We live in interesting times. The Internet has vitiated a great many of the monetary elite's hitherto successful memes. It is hard to create the appearance of scarcity and to provide solutions for the apparent scarcity when there is the kind of push-back that the Internet is providing today – always summoning evidence to the contrary. Central banking itself, the lynchpin of monetary elites themes, is receiving growing opposition. But other memes are foundering as well. Political correctness is generally under attack; the Western, mechanistic model of medicine is under severe attack, and even global warming seems to us an increasingly hard sell.

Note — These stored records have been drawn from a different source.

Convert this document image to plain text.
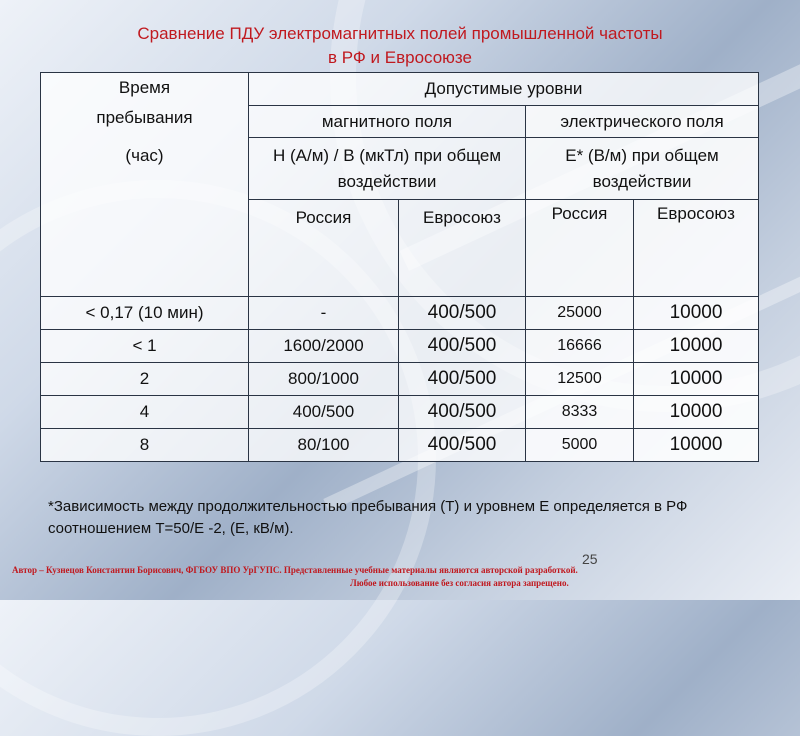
Сравнение ПДУ электромагнитных полей промышленной частоты
в РФ и Евросоюзе
Время
пребывания
(час)	Допустимые уровни			
	магнитного поля		электрического поля	
	Н (А/м) / В (мкТл) при общем воздействии		Е* (В/м) при общем воздействии	
	Россия	Евросоюз	Россия	Евросоюз
< 0,17 (10 мин)	-	400/500	25000	10000
< 1	1600/2000	400/500	16666	10000
2	800/1000	400/500	12500	10000
4	400/500	400/500	8333	10000
8	80/100	400/500	5000	10000
*Зависимость между продолжительностью пребывания (Т) и уровнем Е определяется в РФ соотношением Т=50/Е -2, (Е, кВ/м).
25
Автор – Кузнецов Константин Борисович, ФГБОУ ВПО УрГУПС. Представленные учебные материалы являются авторской разработкой.
Любое использование без согласия автора запрещено.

In the 20th century, the monetary elite basically maintained control of governments, religious institutions (by substituting monetary rituals for spirituality) and most importantly the media. Today, the monetary elite maintains a grip on governments, but it is a shaky one. Central banking – as close to a state religion as there was in the 20th century – is failing. And the mainstream media's grip over information has been loosened by the Internet and alternative flows of information (such as this one).

After Thoughts

The last time technology interfered with power was over 400 years ago when the Gutenberg press allowed large populations to read for the first time. The result was a simmering 30-year war called the Peasant War, the implosion of the Roman Catholic Church, Luther and the Reformation, the rise of a myriad of less formal churches and methods of worship, the interruption of the royal order in Britain, the discovery of the New World, the American and French Revolutions and other results too numerous to recite. Change comes fast when the elite loses its grip. This is yet another reason we regularly recommend that people consider holding at least a minimal amount of gold and silver in physical form. In times of change, precious metals provide stability and value. Regardless of the business cycle, as the process of change evolves (and it is NOT the change of Barack Obama) and paper money becomes increasingly suspect, we expect more and more will discover money metals.